August 25, 2022 Maritime Safety News

Environment management regulators in Turkey have advised that a new inventory of hazardous materials (IHM) must be conducted prior to the export of a Brazilian aircraft carrier to a Turkish shipbreaking yard, AllAboutShipping reported on August 23.

Reports indicate, however, that the six-decade-old carrier, the Sao Paulo, has already set sail for Turkey.
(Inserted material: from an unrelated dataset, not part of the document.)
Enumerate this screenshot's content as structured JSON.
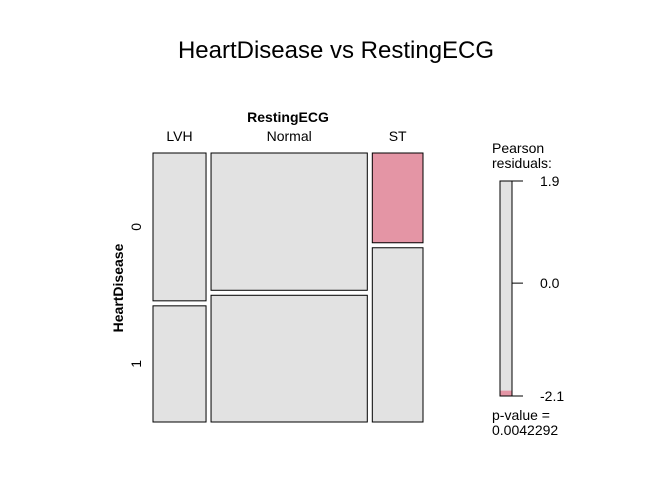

The trade news site reported that the Brazilian government and ship recycler Sok Denizcilik Tic.Ve Ltd.Sti (SOK) of Aliaga, Turkey, the buyer of the Sao Paulo, were sent scrambling when the regulators sent a letter to the Brazilian agency IBAMA, the competent authority for the Basel Convention, requiring the new IHM.

“… As a result of the [Turkish] Supreme Court’s interim injunction, news in the press, and the hazardous materials notices made to our [Turkish Environment] Ministry, it has emerged that a new Inventory of Hazardous Materials for the ex-naval vessel in question should be prepared while the vessel is in Brazilian territorial waters before it comes to our country,” the regulators wrote.

Environmental and labour rights groups working on the matter in Turkey, Brazil, and internationally have claimed for weeks that the export of the ship from Brazil to Turkey was illegal under the Basel and Barcelona Conventions and that the current IHM was not credible.

“Turkey is to be applauded for asking for a true and accurate survey and inventory,” Nicola Mulinaris of the NGO Shipbreaking Platform was cited as saying. “The current one is simply not believable based on what we know about older aircraft carriers.  We have real concerns that the provided inventory grossly underestimates the hazardous and radioactive materials on board the Sao Paulo.”

AllAboutShipping said it must be noted that Grieg Green, the survey company that issued the IHM for SOK, among other things:

admitted they had access to only 12% of the ship;

did not have access to the IHM prepared by the Brazilian Navy;

concluded that there might be more asbestos onboard the aircraft carrier than the estimated nine tons;

and

recommended further sampling during dismantling operations.

The Sao Paulo’s sister ship Clemenceau was estimated to have at least 760 tonnes of asbestos, a figure later confirmed by Bureau Veritas upon its dismantling at scrap yard Able UK, the news outlet added.

Jim Puckett, executive director of the Basel Action Network, was reported as saying. “The rush by the Brazilian government to get out to sea without checking to see if Turkey has laws against such import, to alert transit countries, and before a court injunction can be properly served, is not an excuse for Turkey to ever allow this ship into our territory.”

The Sao Paulo was first commissioned by the French Navy as Foch in 1963 and was sold to Brazil in 2000 for around $30mn, where she became the new flagship of the Brazilian Navy. The ship was demobilised and decommissioned in 2017.